Il a été placé sous mandat de dépôt le 26 septembre 2019. Depuis ce jour, il n’y a pas eu de procès. Nous considérons que c’est un fait inacceptable. C’est inacceptable qu’on jette un journaliste en prison de cette manière, juste parce qu’il a fait son travail. Juste parce qu’il a fait son travail pas comme les autorités auraient voulu qu’ils le fassent.
Que font les journalistes pour tenter de remédier à cette situation ?

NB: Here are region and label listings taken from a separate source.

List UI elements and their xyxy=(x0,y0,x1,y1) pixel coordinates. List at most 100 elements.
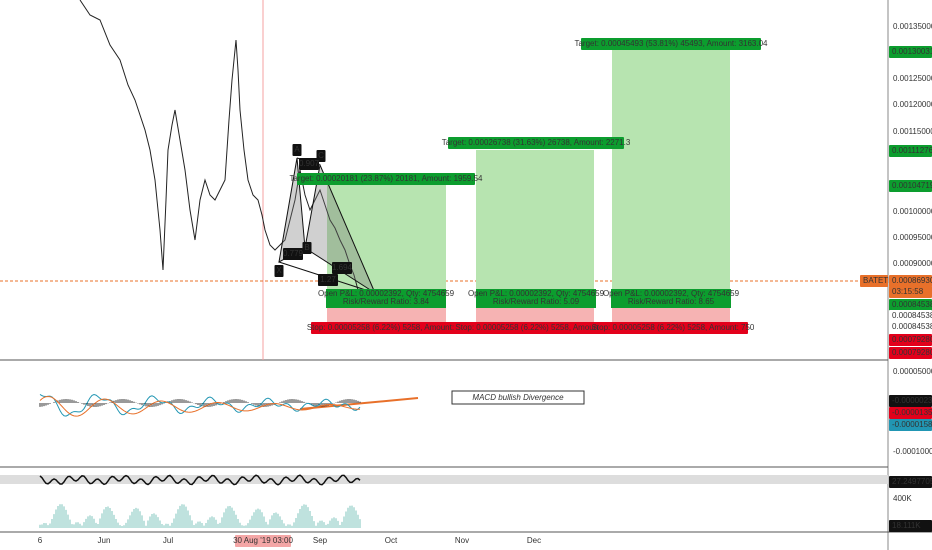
pattern-point: B xyxy=(304,243,309,252)
stop-label: Stop: 0.00005258 (6.22%) 5258, Amount: 7… xyxy=(307,323,466,332)
countdown-bg xyxy=(889,286,932,298)
volume-value: 18.111K xyxy=(892,521,921,530)
ratio-label: Risk/Reward Ratio: 5.09 xyxy=(493,297,580,306)
target-zone xyxy=(612,50,730,293)
entry-price-bg xyxy=(889,310,932,322)
stop-zone xyxy=(612,308,730,322)
stop-label: Stop: 0.00005258 (6.22%) 5258, Amount: 7… xyxy=(592,323,755,332)
price-tick: 0.00125000 xyxy=(893,74,932,83)
pattern-point-bg xyxy=(302,242,312,254)
target-price: 0.00104719 xyxy=(892,181,932,190)
divergence-line xyxy=(299,397,419,410)
time-tick: Sep xyxy=(313,536,328,545)
pattern-point: X xyxy=(276,266,282,275)
time-tick: Jun xyxy=(98,536,111,545)
rsi-value: 27.24977055 xyxy=(892,477,932,486)
pnl-label: Open P&L: 0.00002392, Qty: 4754659 xyxy=(318,289,455,298)
price-tick: 0.00090000 xyxy=(893,259,932,268)
entry-price-bg xyxy=(889,321,932,333)
pnl-label: Open P&L: 0.00002392, Qty: 4754659 xyxy=(468,289,605,298)
macd-value-bg xyxy=(889,407,932,419)
pattern-point-bg xyxy=(292,144,302,156)
stop-label-bg xyxy=(454,322,604,334)
target-price: 0.00111276 xyxy=(892,146,932,155)
last-price-bg xyxy=(889,275,932,287)
target-label: Target: 0.00045493 (53.81%) 45493, Amoun… xyxy=(574,39,768,48)
stop-price: 0.00079280 xyxy=(892,335,932,344)
pnl-bg xyxy=(326,289,446,308)
pnl-bg xyxy=(476,289,596,308)
last-price: 0.00086930 xyxy=(892,276,932,285)
volume-value-bg xyxy=(889,520,932,532)
time-cursor-bg xyxy=(235,535,291,547)
price-tick: 0.00095000 xyxy=(893,233,932,242)
macd-value: -0.00001351 xyxy=(892,408,932,417)
price-tick: 0.00120000 xyxy=(893,100,932,109)
stop-zone xyxy=(327,308,446,322)
stop-price: 0.00079280 xyxy=(892,348,932,357)
pattern-ratio: 0.779 xyxy=(283,249,304,258)
volume-tick: 400K xyxy=(893,494,912,503)
stop-label: Stop: 0.00005258 (6.22%) 5258, Amount: xyxy=(455,323,602,332)
annotation-box xyxy=(451,390,585,405)
rsi-line xyxy=(39,474,361,486)
macd-value-bg xyxy=(889,419,932,431)
annotation-text: MACD bullish Divergence xyxy=(472,393,564,402)
symbol-badge: BATETH xyxy=(863,276,894,285)
signal-line xyxy=(39,395,361,417)
time-cursor: 30 Aug '19 03:00 xyxy=(233,536,293,545)
target-price-bg xyxy=(889,145,932,157)
entry-price: 0.00084538 xyxy=(892,300,932,309)
rsi-value-bg xyxy=(889,476,932,488)
pattern-point-bg xyxy=(274,265,284,277)
macd-tick: -0.00010000 xyxy=(893,447,932,456)
macd-line xyxy=(39,393,361,417)
pnl-bg xyxy=(611,289,731,308)
target-price-bg xyxy=(889,46,932,58)
pattern-ratio: 0.907 xyxy=(299,159,320,168)
stop-zone xyxy=(476,308,594,322)
price-tick: 0.00135000 xyxy=(893,22,932,31)
target-label-bg xyxy=(581,38,761,50)
labels: 0.00135000 0.00125000 0.00120000 0.00115000… xyxy=(38,22,932,547)
entry-price: 0.00084538 xyxy=(892,322,932,331)
symbol-badge-bg xyxy=(860,275,888,287)
price-tick: 0.00100000 xyxy=(893,207,932,216)
stop-label-bg xyxy=(311,322,461,334)
target-zone xyxy=(476,150,594,293)
time-tick: Jul xyxy=(163,536,173,545)
macd-tick: 0.00005000 xyxy=(893,367,932,376)
pattern-ratio-bg xyxy=(332,262,352,274)
pattern-point: A xyxy=(294,145,300,154)
pattern-point: C xyxy=(318,151,324,160)
pattern-ratio-bg xyxy=(299,158,319,170)
pnl-label: Open P&L: 0.00002392, Qty: 4754659 xyxy=(603,289,740,298)
pattern-ratio-bg xyxy=(318,274,338,286)
pattern-ratio-bg xyxy=(283,248,303,260)
time-tick: Oct xyxy=(385,536,398,545)
pattern-ratio: 1.27 xyxy=(320,275,336,284)
ratio-label: Risk/Reward Ratio: 8.65 xyxy=(628,297,715,306)
target-price-bg xyxy=(889,180,932,192)
macd-value: -0.00000231 xyxy=(892,396,932,405)
countdown: 03:15:58 xyxy=(892,287,924,296)
target-label-bg xyxy=(297,173,475,185)
pattern-ratio: 1.694 xyxy=(332,263,353,272)
ratio-label: Risk/Reward Ratio: 3.84 xyxy=(343,297,430,306)
target-label: Target: 0.00026738 (31.63%) 26738, Amoun… xyxy=(442,138,631,147)
target-label: Target: 0.00020181 (23.87%) 20181, Amoun… xyxy=(289,174,483,183)
macd-value-bg xyxy=(889,395,932,407)
indicator-graphics xyxy=(39,393,361,528)
stop-price-bg xyxy=(889,334,932,346)
time-tick: 6 xyxy=(38,536,43,545)
price-tick: 0.00115000 xyxy=(893,127,932,136)
stop-price-bg xyxy=(889,347,932,359)
time-tick: Nov xyxy=(455,536,469,545)
rsi-band xyxy=(0,475,888,484)
time-tick: Dec xyxy=(527,536,541,545)
target-label-bg xyxy=(448,137,624,149)
entry-price-bg xyxy=(889,299,932,311)
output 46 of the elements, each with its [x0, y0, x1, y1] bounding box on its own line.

Nous nous essayons de nous organiser. Nous avons effectué notre première réunion le 9 novembre dernier, durant laquelle nous avons fondé le collectif des Journalistes Algériens Unis (JAU). Ce collectif a été fondé avec le but principal de militer pour la libération de nos confrères en prison. A l’époque il y avait trois journalistes en prison : Adel Azeb Cheikh, Abdelmonji Khellladi et Sofiane Merakechi. Les deux premiers ont été remis en liberté et aujourd’hui il reste Sofiane Merakchi qui demeure en prison et qui semble être oublié par les autorités. Il y a aussi le journaliste Belkacem Djir qui est en prison depuis plusieurs mois pour une affaire de droit commun. Nous nous mobilisons également pour lui afin qu’il ait droit à un procès juste et équitable.
Quelles actions concrètes sont prévues ?
Nous envisageons de faire des actions pour non seulement demander la libération de Sofiane Merakechi mais aussi pour marquer l’opinion publique nationale pour lui rappeler le cas de ce journaliste et pour que les gens sachent qu’il y a un journaliste en prison et que c’est inadmissible.
Nous organisons une action ce vendredi, pendant la marche, à partir de 14h à la rue Didouche Mourad. Nous serons plusieurs journalistes, citoyens et autres acteurs de la société civile pour demander la libération de Sofiane Merakechi.
Nous organisons également le lendemain samedi matin un rassemblement devant la Maison de la presse Tahar Djaout à Alger, auquel pourront participer également les citoyens.